The movement toward coordinated services remains in its nascent stages, a time when hypotheses are far more common than certainties. Answers are elusive, and our knowledge limited to identifying the issues that must move front and center if comprehensive school change is not to be stymied by a narrow vision of the prerequisites for academic success. But this much is certain: Time is short; the public is impatient. We must accelerate progression toward the day when reform is guided by the joint efforts of researchers, practitioners, parents, social workers, health professionals, law enforcement officials, members of the business community, and other civic-minded citizens.

The harsh lesson of recent years is that reform in the absence of a comprehensive, cohesive, and compassionate social agenda will once again become a patch-work quilt of fragmented and conflicting elements. The integrated approach to education renewal that we advocate has the clear potential to halt the stop-and-start, three-steps-forward/two-steps-back history of education reform. The time has come to reach across self-created divides and focus on the whole child and the whole family and the whole community.
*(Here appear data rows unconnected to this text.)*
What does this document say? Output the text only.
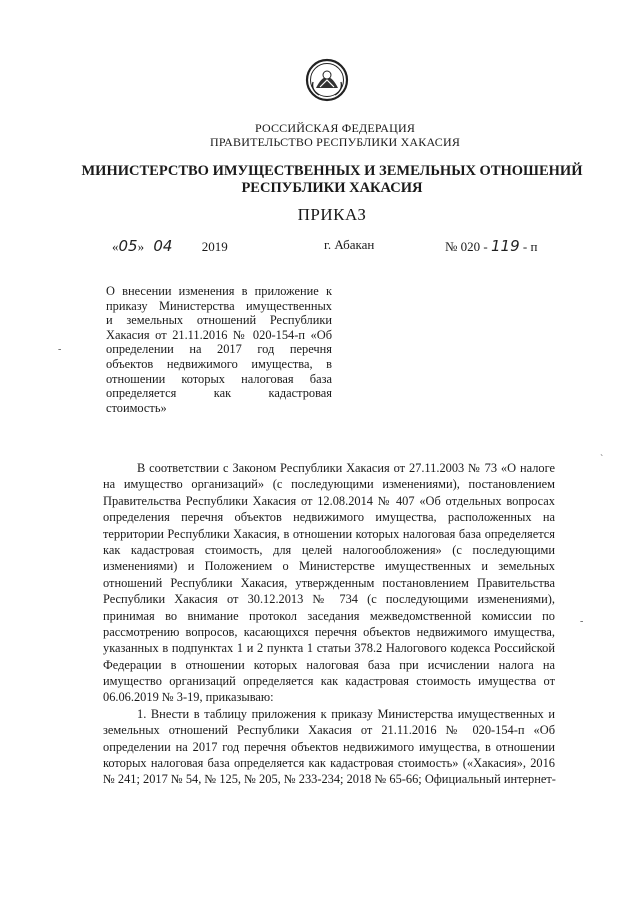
РОССИЙСКАЯ ФЕДЕРАЦИЯ
ПРАВИТЕЛЬСТВО РЕСПУБЛИКИ ХАКАСИЯ
МИНИСТЕРСТВО ИМУЩЕСТВЕННЫХ И ЗЕМЕЛЬНЫХ ОТНОШЕНИЙ
РЕСПУБЛИКИ ХАКАСИЯ
ПРИКАЗ
«05» 04 2019	г. Абакан	№ 020 - 119 - п
О внесении изменения в приложение к
приказу Министерства имущественных
и земельных отношений Республики
Хакасия от 21.11.2016 № 020-154-п «Об
определении на 2017 год перечня
объектов недвижимого имущества, в
отношении которых налоговая база
определяется как кадастровая
стоимость»
В соответствии с Законом Республики Хакасия от 27.11.2003 № 73 «О налоге
на имущество организаций» (с последующими изменениями), постановлением
Правительства Республики Хакасия от 12.08.2014 № 407 «Об отдельных вопросах
определения перечня объектов недвижимого имущества, расположенных на
территории Республики Хакасия, в отношении которых налоговая база определяется
как кадастровая стоимость, для целей налогообложения» (с последующими
изменениями) и Положением о Министерстве имущественных и земельных
отношений Республики Хакасия, утвержденным постановлением Правительства
Республики Хакасия от 30.12.2013 № 734 (с последующими изменениями),
принимая во внимание протокол заседания межведомственной комиссии по
рассмотрению вопросов, касающихся перечня объектов недвижимого имущества,
указанных в подпунктах 1 и 2 пункта 1 статьи 378.2 Налогового кодекса Российской
Федерации в отношении которых налоговая база при исчислении налога на
имущество организаций определяется как кадастровая стоимость имущества от
06.06.2019 № 3-19, приказываю:
1. Внести в таблицу приложения к приказу Министерства имущественных и
земельных отношений Республики Хакасия от 21.11.2016 № 020-154-п «Об
определении на 2017 год перечня объектов недвижимого имущества, в отношении
которых налоговая база определяется как кадастровая стоимость» («Хакасия», 2016
№ 241; 2017 № 54, № 125, № 205, № 233-234; 2018 № 65-66; Официальный интернет-
-
ˋ
-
Tunnel vision must give way to panoramic vision.

If we make this adjustment in our analytical lenses, we can then see clearly that the programs serving the needs of our young people cannot exist in splendid isolation from one another. To illustrate this thesis in dramatic fashion, I would contend that quality education begins with quality prenatal care, is enhanced by innovative recreational services for all children, and fortified by policies rooted in a realistic assessment of the profound challenges today confronting America's families. There is no hyperbole in this assertion.

We need, now more than ever, to be bolder, more imaginative, and above all more holistic in our thinking. We must give new meaning to the phrase service to the common good. We must establish a knowledge base that defines the best approaches to integrated, coordinated services. Our goal is nothing less than to lay the groundwork for a citizens' alliance for education progress. Our foremost commitment is to the creation of a society that understands--and acts on that understanding--that "we do not inherit the world from our ancestors; we borrow the world from our children."